I just came back from the ECCS 2010 in Lisbon and want to share some of the great talks with you as long as the videos are not yet there. The talks in the actual conference were not as good as expected, but luckily there were fabulously organized satellite meetings. Especially good was the High Throughput Humanities workshop which was excellently organized by Riley Crane , Gourab Ghoshal, Sune Lehmann, and Max Schich.They provided the audience with a great variety of interesting topics well presented by enthusiastic speakers (which was kind of a contrast to the actual conference).
The talk that I certainly liked the most was the one by Sebastian Ahnert with the title: "Mapping Flavour Space". He came up with an experiment to test the hypothesis that "pairs of foods which share chemical flavour compounds also taste well together". To do so, he analyzed thousands of recipes all over the world and checked whether the ingredients rather share chemical flavour components or not. The article is not yet out but I'll keep you updated on this.
Also extremely interesting was the talk by Alan Mislove who has analyzed several large online social networks. One of the cool project he shows is Twittermood: it is a dynamic map for which he first evaluated tweets from a given region at a given time corresponding to their mood and then showed the active regions on an density-preserving map. It shows periodic pattern on different time scales but also that the west coast is consistently happier than the east coast. California, here we come! Of course there are technial difficulties due to the automatic mood detection. The algorithm is of course not able to detect irony or slang. So, when a Californian says 'that's sick' it does not necessarily mean she is in a bad mood ;-)
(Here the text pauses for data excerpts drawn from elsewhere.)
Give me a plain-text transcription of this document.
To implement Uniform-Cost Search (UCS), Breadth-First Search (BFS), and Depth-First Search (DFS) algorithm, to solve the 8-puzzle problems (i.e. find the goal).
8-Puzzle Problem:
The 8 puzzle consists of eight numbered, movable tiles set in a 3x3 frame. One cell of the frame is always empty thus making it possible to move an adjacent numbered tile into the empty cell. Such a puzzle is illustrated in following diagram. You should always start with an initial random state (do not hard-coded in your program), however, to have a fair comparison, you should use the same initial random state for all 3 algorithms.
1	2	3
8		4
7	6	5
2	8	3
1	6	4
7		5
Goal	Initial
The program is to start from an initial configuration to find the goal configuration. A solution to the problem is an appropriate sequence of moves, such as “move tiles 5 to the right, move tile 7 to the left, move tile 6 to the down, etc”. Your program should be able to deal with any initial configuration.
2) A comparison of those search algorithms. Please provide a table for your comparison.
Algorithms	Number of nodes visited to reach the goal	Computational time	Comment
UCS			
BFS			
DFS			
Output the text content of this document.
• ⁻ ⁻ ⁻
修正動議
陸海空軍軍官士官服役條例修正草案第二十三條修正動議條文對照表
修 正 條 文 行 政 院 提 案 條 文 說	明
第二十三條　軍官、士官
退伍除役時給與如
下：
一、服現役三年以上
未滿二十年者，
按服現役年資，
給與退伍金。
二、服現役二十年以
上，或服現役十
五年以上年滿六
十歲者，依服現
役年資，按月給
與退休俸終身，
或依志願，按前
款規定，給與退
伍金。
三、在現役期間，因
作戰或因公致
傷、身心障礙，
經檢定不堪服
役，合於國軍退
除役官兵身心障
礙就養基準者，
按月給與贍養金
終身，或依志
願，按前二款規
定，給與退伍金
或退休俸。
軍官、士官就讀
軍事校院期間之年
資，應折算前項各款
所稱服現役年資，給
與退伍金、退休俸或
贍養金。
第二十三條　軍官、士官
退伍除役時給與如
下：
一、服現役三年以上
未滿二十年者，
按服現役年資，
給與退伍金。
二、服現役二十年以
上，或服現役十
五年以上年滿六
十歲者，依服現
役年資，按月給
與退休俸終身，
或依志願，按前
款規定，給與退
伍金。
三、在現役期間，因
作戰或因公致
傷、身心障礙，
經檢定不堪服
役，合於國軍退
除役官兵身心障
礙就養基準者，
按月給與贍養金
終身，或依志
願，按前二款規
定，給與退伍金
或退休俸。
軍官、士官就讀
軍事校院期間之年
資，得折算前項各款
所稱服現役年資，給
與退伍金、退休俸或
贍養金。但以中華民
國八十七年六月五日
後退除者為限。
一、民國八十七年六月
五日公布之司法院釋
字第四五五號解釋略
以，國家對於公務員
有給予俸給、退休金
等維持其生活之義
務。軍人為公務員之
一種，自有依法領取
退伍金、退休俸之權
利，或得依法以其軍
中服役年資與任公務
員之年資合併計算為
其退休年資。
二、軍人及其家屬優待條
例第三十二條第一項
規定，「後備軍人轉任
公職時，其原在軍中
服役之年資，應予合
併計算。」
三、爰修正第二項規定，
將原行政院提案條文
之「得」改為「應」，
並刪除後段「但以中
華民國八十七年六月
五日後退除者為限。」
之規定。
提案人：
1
Unfortunately, I missed the other talks before lunch since I had to give my talk on one-mode projections of bipartite graphs in the workshop Science of Complex Networks. After lunch I enjoyed the talk by Sang Hoon Lee on "Googling social interactions" which appeared shortly beforehand in PLoS ONE. In this work they simply test for a group of n persons how often Google can find them on the same page. They interpret the number (with some caution) as the degree to which the two persons are interacting. They did a very interesting pre-election analysis of the changing social interactions between the most important members of the two parties. The approach is of course not without problems: Google does not give definite counts of the number of pages it found and it does not make sure that all of the pages are sufficiently different. Second, people might be named in a given article or blog but simply because they are doing the same (candidate for a seat) but not because they did something together. Third, people might be named together because they actually hate each other. Lee et al. did a good job of describing these difficulties. Still, such an analysis might reveal new and totally unforeseen connections that can then be analyzed with better relational data. For me, it is an ideal method to find the 'needle in the haystack' with a big fork before analyzing whether the needle is made of steel or of gold. Thus, with the necessary caution this new approach might be a very interesting first step for a large scale network analysis.
Sang Hoon is now with Petter Holme who gave an interesting talk on "Networks of Internet mediated prostitution". Basically, the research was on a forum where men can rate female prostitutes in Brasil. As always, he was witty and self-ironic. I liked it that he cited a statement from a famous scientist (Elizabeth Pisani) on HIV that made a blog entry with the title "Swedes make sex boring, even in Brazil" ;-) I don't agree with her on this one: it is actually a difficult topic for a scientist and I think they did a good job in presenting the data. Anyway, she also has a very interesting perspective on complex systems so make sure you see her TED talk.
I also liked Alexander Mehler's talk about categorization inconsistencies in Wikipedia a lot. Of course, if a categorization was perfect, it should be a tree or maybe a DAG. That is not what happens in Wikipedia, however, it is almost nearly a DAG. It seems that the paper itself is not yet out, but check his homepage to find related papers.
The talk by Leif Isaksen was quite funny. He and his group got a Google award by proposing a good project on what one could do with Google books. They proposed to scan through them and identify places, if possible in the timely order in which they come up in the book. The information can then be used to visualize the action in a single book or series, or to find all books in which a certain place is named. This sounds far more easy than it actually is. Of course, many cities have quite different names in different languages (and they might be named by any of them, even if the book is English), the name of a city can change over time (Lisbon has been Olissipo earlier :-)), the name can be a common word in a text (as stated in the talk there is a city called 'A' and one called 'B'), and finally, there can be different cities with the same name. So, it will be interesting to see how the project evolves.